The book is as effusively natural as Gentlemen Prefer Blondes, as full of names as a column by the late O. O. Mclntyre. It tells how Grace wowed the opera public from San Francisco to Bucharest, how she romanced with Artist George Biddle, how Maurice Chevalier declared her his only love and Charles MacArthur locked her in a men's lavatory. Between its name studded lines is the real story: the tale of a shrewd, attractive, indomitably ambitious girl from Slabtown, Tenn., who set out to become a celebrity, played every card just right, and finally got there.
Leg Appeal. Daughter of a small-town dry-goods merchant (her mother was the belle of Cocke County, Tenn.), Grace Moore started her career at 17 by running away from a Washington music school where she had been studying singing. In Manhattan, like hundreds of other stage struck youngsters, she made the rounds of the casting offices. But she had a stronger will than most. When she crashed David Belasco's office and recited the balcony scene from Romeo and Juliet, he advised her to stick to music. The agent for the Aborn Opera Company was less kindly: "The voice may be okay," he said, "but lift your skirt, girlie, so I can see the legs." "Now, as I look back on it," says Grace Moore, "I've had quite a bit of leg trouble. Managers seemed never to consider the voice as a separate entity from what went on below." Her first bigtime job was as an understudy to Julia Sanderson in Jerome Kern's Hitchy Koo.
Grace Moore had looks and an electrifying personality that would have made her a smash in musical comedy. But to the little girl from Slabtown, opera was still the end in glamor. She saved her Broadway paychecks, worked on her voice, cultivated people. ". . . Never have I underestimated the importance of my rich friends," admits Grace, "because, they have given me the opportunity . . . to sit in the assembly lines of jeweled women who hold down the golden horseshoes of the concert halls of the world. . . . Economic determination is one thing, the mouth of a gift horse another."

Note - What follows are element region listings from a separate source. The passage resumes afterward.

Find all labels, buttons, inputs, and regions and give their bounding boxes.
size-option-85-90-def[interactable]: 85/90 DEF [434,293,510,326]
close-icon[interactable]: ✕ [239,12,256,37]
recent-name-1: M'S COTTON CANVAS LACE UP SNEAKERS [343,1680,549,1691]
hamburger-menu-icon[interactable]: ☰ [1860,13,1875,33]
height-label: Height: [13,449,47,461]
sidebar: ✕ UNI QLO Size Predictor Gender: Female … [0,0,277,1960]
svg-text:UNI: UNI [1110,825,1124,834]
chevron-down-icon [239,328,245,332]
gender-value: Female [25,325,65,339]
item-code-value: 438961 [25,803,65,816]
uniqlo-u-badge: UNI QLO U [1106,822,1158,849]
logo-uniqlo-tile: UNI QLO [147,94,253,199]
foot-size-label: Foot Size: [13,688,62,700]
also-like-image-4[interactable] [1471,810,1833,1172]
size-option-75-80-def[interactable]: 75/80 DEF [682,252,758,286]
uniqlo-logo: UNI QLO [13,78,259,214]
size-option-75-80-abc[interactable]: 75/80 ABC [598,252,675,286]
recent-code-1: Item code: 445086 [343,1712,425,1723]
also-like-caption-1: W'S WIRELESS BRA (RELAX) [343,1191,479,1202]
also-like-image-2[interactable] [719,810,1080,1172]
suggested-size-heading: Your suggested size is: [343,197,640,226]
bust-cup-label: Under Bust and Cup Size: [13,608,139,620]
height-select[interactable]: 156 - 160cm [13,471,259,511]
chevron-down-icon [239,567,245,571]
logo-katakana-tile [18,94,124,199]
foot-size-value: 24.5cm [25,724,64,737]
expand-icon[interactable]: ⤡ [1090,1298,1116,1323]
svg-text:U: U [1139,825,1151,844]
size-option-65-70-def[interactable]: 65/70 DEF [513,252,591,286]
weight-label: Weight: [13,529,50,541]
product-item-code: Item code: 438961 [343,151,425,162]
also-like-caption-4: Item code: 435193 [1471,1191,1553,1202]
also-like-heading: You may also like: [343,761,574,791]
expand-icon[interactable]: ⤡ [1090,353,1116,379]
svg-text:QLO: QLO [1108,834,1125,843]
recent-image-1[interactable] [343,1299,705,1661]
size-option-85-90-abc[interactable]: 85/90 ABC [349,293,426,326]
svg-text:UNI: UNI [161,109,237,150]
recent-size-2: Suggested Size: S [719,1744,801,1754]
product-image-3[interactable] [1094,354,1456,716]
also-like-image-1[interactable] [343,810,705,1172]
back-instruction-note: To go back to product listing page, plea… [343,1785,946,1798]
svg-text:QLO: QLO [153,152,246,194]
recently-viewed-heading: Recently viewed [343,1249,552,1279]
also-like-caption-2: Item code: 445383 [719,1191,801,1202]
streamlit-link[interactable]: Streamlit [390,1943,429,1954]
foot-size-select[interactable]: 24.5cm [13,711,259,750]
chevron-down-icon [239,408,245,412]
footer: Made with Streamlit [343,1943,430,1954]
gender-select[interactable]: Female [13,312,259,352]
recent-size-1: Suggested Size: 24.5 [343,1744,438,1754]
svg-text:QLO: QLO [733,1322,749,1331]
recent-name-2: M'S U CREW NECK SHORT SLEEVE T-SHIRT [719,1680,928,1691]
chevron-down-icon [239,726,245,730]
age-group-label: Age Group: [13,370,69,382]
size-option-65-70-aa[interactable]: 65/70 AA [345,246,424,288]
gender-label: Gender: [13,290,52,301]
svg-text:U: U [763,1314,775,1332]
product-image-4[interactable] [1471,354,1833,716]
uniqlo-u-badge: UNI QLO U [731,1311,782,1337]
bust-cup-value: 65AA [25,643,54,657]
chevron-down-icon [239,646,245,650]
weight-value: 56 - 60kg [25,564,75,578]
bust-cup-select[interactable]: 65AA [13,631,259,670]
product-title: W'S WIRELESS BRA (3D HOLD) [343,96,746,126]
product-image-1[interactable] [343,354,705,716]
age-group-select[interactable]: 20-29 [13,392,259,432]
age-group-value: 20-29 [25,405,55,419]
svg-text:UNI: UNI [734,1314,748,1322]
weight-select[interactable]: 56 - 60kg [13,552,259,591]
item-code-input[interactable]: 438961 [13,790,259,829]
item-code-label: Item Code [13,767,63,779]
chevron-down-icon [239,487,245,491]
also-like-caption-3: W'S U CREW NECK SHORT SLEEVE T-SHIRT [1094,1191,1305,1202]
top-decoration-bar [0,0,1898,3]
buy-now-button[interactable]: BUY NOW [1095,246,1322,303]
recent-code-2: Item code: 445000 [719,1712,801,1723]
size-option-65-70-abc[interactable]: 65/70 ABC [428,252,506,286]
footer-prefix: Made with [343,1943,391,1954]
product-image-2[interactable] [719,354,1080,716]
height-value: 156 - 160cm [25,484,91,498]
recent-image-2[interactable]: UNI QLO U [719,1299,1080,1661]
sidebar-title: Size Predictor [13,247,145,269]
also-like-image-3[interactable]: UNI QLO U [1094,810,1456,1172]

Before many seasons were over she was on her way to study in Paris with the parting blessing of the late Otto H. Kahn. In a few years, Impresario Giulio Gatti-Casazza had signed her for a Metropolitan debut as Mimi in La Boheme.
People's Voice. Grace Moore always had the born trouper's instinct for the big way. At her Metropolitan debut the wings were crowded with newsreel cameramen, and Beatrice Lillie and Miriam Hopkins threw violets from the boxes. When a short time afterward, Hollywood beckoned, Grace hired a Pullman, garnished with orchids and banana trees, and went in state. She may not have become the world's greatest soprano, but nobody could accuse her of not acting the part.
Grace Moore ultimately became the U.S. moviegoer's idea of a great opera star. Music critics have always deplored her dramatic extravagances and lack of vocal subtlety. Of the four roles for which she is known (Mimi, Tosca, Manon, Louise), all have been sung better by others. Her finest performance is her ebullient interpretation of Gustave Charpentier's Louise, in which she was carefully coached by the composer.
But personalities like Grace Moore are not to be reckoned entirely by the operatic yardstick. As she herself states with typical candor: "There may be some who will still say it isn't [a great voice]. But I do have a voice that has made people listen, that seemed to make people happy and exhilarated." With all her faults, she remains one of the few divas since the retirement of Maria Jeritza and Mary Garden who can cause dramatic excitement merely by walking onto the stage.